Alan Molloy, Incoming CIO at a large Insurance Company
Alan likened his various employers to aging trees. Older larger organisations were less flexible and required significantly more effort to bend! War stories revealed companies that had to be cajoled into deploying software that was completed early and started earning money before its target ship date.
Another company’s marketing department had built 87 wire frames for their new mobile application and sought a ship date from IT. By asking customers in a nearby Starbucks for their thoughts (on video) about the wire-frames, the Agile team was able to bring a focus on MVP and the end user. The first 4 or 5 frames were then tested with end users, and by abandoning the 87 wire-frames money was saved until the team could articulate features and an associated value.
Alan encouraged attendees to ship more often, forecast with data, minimise WIP, be excellent (with all software artefacts not just code) and concentrate value.
Dean Caron, Program Manager Engineering Excellence from Unum
Dean spoke about how his organisation has used Comparative Agility to deliver metrical data on speed and quality to guide best DevOps practices. Dean used the State of DevOps report for industry standards on speed and quality.
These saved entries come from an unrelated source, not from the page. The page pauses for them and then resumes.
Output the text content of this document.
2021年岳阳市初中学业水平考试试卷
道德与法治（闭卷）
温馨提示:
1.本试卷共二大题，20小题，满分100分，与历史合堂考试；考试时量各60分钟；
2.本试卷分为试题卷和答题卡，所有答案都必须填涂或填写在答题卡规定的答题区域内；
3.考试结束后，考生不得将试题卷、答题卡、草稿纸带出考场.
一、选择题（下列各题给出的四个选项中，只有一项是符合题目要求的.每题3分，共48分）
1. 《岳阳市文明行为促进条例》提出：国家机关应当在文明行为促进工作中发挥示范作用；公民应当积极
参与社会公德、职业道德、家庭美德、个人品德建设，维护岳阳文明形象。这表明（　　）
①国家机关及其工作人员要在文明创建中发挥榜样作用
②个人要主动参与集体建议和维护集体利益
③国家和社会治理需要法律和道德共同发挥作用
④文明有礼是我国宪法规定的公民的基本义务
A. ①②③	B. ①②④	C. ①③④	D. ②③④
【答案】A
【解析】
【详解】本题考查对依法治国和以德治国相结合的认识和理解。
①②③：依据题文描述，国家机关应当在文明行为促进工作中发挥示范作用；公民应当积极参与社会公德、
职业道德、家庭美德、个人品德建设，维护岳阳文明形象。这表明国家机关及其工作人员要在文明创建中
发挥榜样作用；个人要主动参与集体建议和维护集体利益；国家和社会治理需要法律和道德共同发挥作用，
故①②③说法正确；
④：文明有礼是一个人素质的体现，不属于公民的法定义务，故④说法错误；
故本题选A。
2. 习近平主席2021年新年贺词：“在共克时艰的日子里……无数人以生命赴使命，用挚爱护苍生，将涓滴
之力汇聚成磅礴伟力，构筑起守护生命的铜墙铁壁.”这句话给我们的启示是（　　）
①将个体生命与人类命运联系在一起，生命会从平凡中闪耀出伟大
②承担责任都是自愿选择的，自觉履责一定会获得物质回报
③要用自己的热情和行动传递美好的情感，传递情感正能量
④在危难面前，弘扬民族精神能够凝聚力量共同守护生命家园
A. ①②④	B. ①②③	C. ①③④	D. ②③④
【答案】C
Dean emphasised the need to ensure the cause and effect of DevOps practices such as automation were aligned. This approach allows teams to use data to drive their own change. Summary data for management (and drill down if required). Detail for the teams themselves.
Speed metrics are change frequency, lead time, change fail rate and MTTR. Quality metrics are security compliance, unit test code coverage and performance risk. Continuous improvement starts with the first measurements – start early advised Dean.